I am pulling weeds from cracks in the driveway, thinking of my recent dream of my grandmother. I remember roaming the wild hills on her farm as a child, intensely curious about every plant that had the resilience to thrive in the hot sand prairie. My favorite was the purple spiderwort, a diminutive version of the native plant I have in my garden. But every plant was beautiful to me, even though in those days all were considered weeds.

Suddenly, standing on the asphalt, the fresh aroma of sweet corn fills my senses. Just as quickly it passes.
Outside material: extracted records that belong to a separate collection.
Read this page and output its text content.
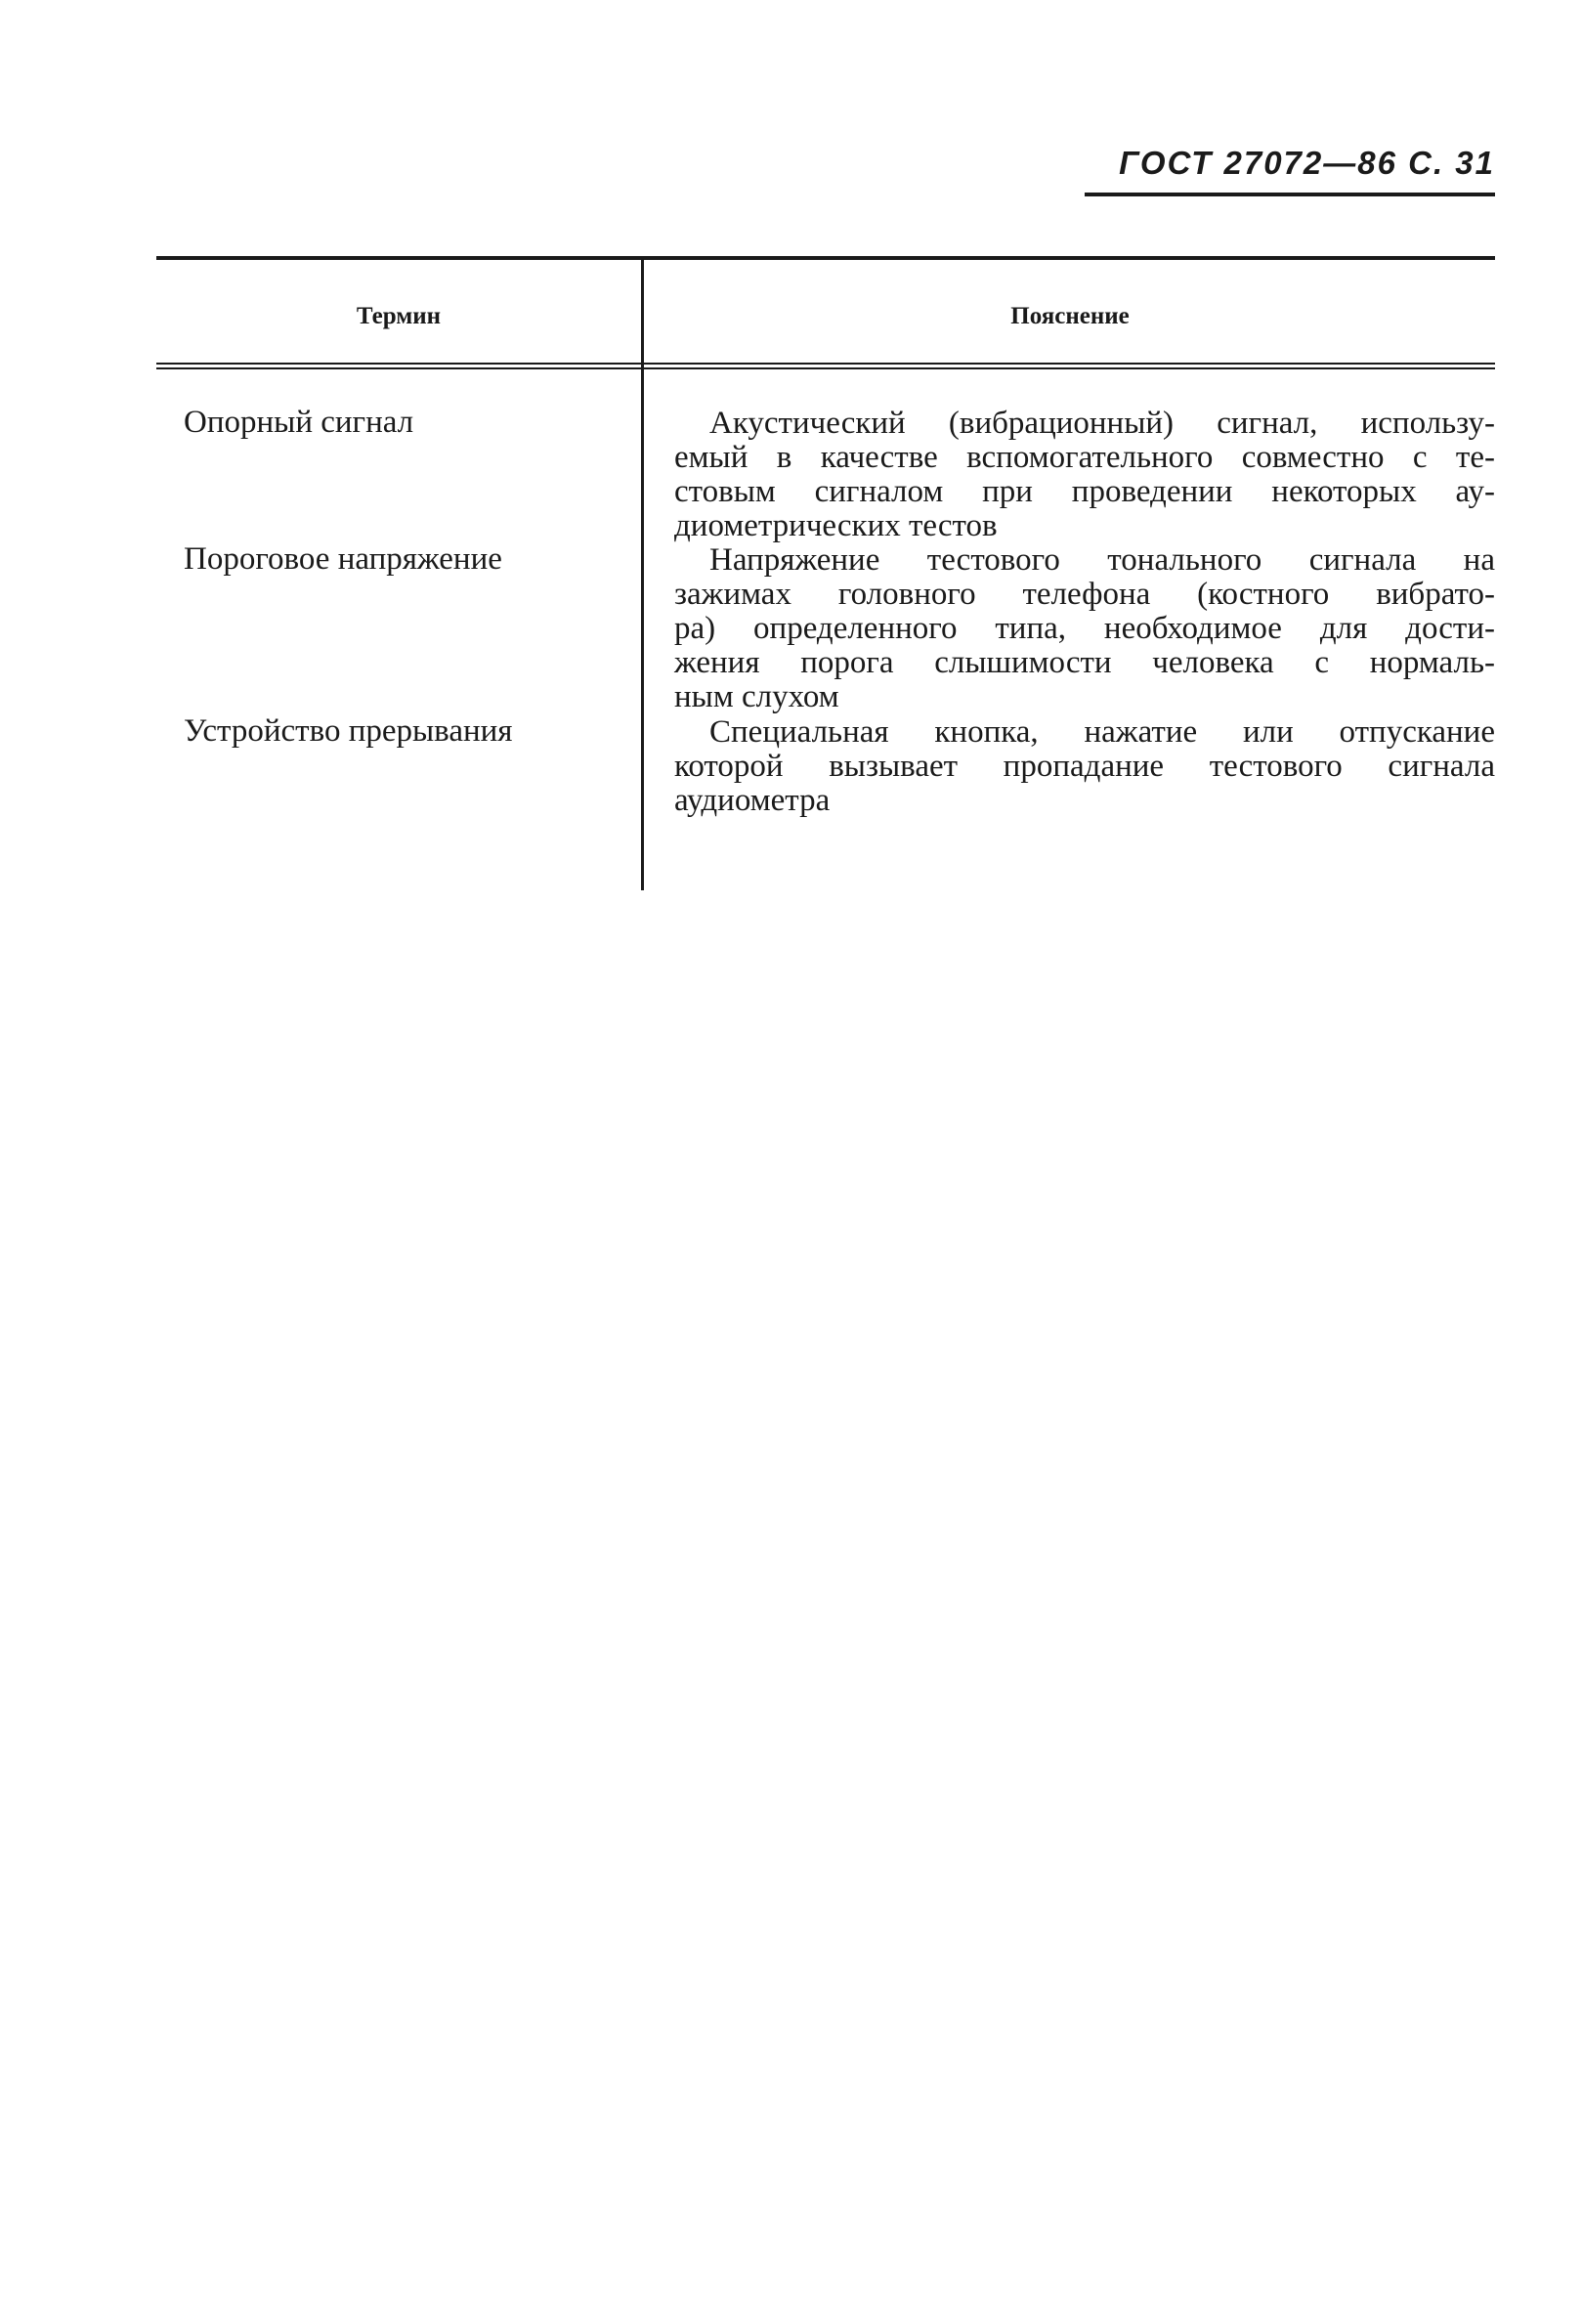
ГОСТ 27072—86 С. 31
Термин	Пояснение
Опорный сигнал	Акустический (вибрационный) сигнал, использу-
емый в качестве вспомогательного совместно с те-
стовым сигналом при проведении некоторых ау-
диометрических тестов
Пороговое напряжение	Напряжение тестового тонального сигнала на
зажимах головного телефона (костного вибрато-
ра) определенного типа, необходимое для дости-
жения порога слышимости человека с нормаль-
ным слухом
Устройство прерывания	Специальная кнопка, нажатие или отпускание
которой вызывает пропадание тестового сигнала
аудиометра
Is the spirit of my grandmother alerting me to her presence? Sweet corn and melons (“mushmelons” she called them) were the two crops she raised on the farm.

Claudia has shared stories of smelling perfume and sensing spirits. Until now I have not had that experience.
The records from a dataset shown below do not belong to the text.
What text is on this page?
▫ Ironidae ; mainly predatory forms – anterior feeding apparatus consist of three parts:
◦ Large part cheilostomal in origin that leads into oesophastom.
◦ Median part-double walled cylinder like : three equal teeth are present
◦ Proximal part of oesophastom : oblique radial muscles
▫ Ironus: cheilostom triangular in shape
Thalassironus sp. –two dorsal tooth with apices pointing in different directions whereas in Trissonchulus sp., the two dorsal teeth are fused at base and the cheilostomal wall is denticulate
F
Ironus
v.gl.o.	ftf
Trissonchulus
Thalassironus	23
A little later in the day a huge young Swainson’s hawk flies past Chris and me, landing in a pine tree about thirty feet away. Hawk is a messenger from the dimension of spirit, so I felt his dramatic appearance was a confirmation that my grandmother was with me on this lovely summer afternoon.

Waking Dream: “Invocation”

(Saturday, July 18, 2015)Invocation

I returned yesterday from a weeklong photoshoot at a vacation rental home in Paradise Valley, Arizona. The 6,000 square foot adobe was built into the side of a bare stone mountain, with an infinity pool overlooking the valley. A small courtyard on the lowest level housed a large bronze sculpture by Craig Dan Goseyun, the Apache artist who created the 20-foot high sculpture on Museum Hill in Santa Fe called “Apache Mountain Spirit.”

The Paradise Valley sculpture is called “Invocation” and is also a Mountain Spirit. Whenever I head out on a long trip, the tarot card I draw the morning of departure is usually from the major arcana. This time I drew “World Dancer.”

Mountain Spirits are also called Crown Dancers or “gaan.” Four Apache dancers “become” these sacred beings, accompanied by a Clown/Trickster. They dance at night, bringing the spiritual world into physical manifestation.

http://nativeskeptic.blogspot.com/2011/03/apache-mountain-spirit-dancers.html

Two hummingbirds hover in the dancer’s headdress. One morning when I was drinking my coffee at poolside, a hummingbird buzzed in from the lower edge of the yard and levitated over the turquoise water for several minutes, giving me a thorough inspection.

Hummingbird is associated with the Ghost Dance, which invokes the return of the animals and the end of the whites. Hummingbird feathers open the heart and have been used for a millennium in love charms. Sweetness, joy, beauty.

All of the valuable art in the house was from Santa Fe, and many of the books. I felt homesick, but not for Minneapolis.

House of Great Energy and Beauty

This morning in yoga I remembered a dream fragment from earlier this week:

I am observing Frida Kahlo. Or a Mexican artist of similar creative sensibility. This woman has her own beautiful house, separate from her husband. It’s full of dynamic, energetic artwork.

Frida lived in a modern, blue house and Diego Rivera lived in the larger, white house next door.